Ce que Bahr ignorait, ou peut-être ne s'en inquiétait peut-être pas, était que son histoire serait utilisée comme une excuse pour refuser des visas à des milliers de Juifs fuyant les horreurs du régime nazi.

La Seconde Guerre mondiale a provoqué le plus grand déplacement d'êtres humains que le monde ait jamais connu - bien que la crise actuelle des réfugiés commence à atteindre son ampleur sans précédent. Mais même avec des millions de Juifs européens déplacés de leurs foyers, les États-Unis n’ont jamais fait grand-chose en matière d’asile.

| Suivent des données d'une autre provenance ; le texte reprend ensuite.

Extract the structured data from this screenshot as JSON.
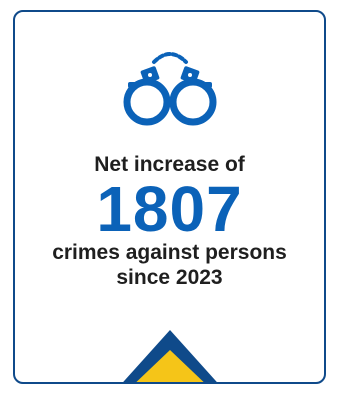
{
  "card": {
    "icon": "handcuffs-icon",
    "headline": "Net increase of",
    "number": "1807",
    "subline_1": "crimes against persons",
    "subline_2": "since 2023",
    "trend_icon": "up-arrow-triangle-icon"
  },
  "colors": {
    "border": "#0f4a8a",
    "icon": "#0b62b8",
    "number": "#0b62b8",
    "text": "#1f1f1f",
    "triangle_outline": "#0f4a8a",
    "triangle_fill": "#f5c518"
  }
}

Plus notoirement, en juin 1939, le paquebot allemand St. Louis et ses 937 passagers, presque tous juifs, ont été refoulés du port de Miami, obligeant le navire à rentrer en Europe; plus d'un quart sont morts dans l'Holocauste.

Les représentants du gouvernement du département d’État auprès du FBI auprès du président Franklin Roosevelt lui-même ont fait valoir que les réfugiés constituaient une menace sérieuse pour la sécurité nationale. Pourtant, de nos jours, les historiens estiment que le cas de Bahr était pratiquement unique - et que l’inquiétude suscitée par les espions réfugiés a été exagérée.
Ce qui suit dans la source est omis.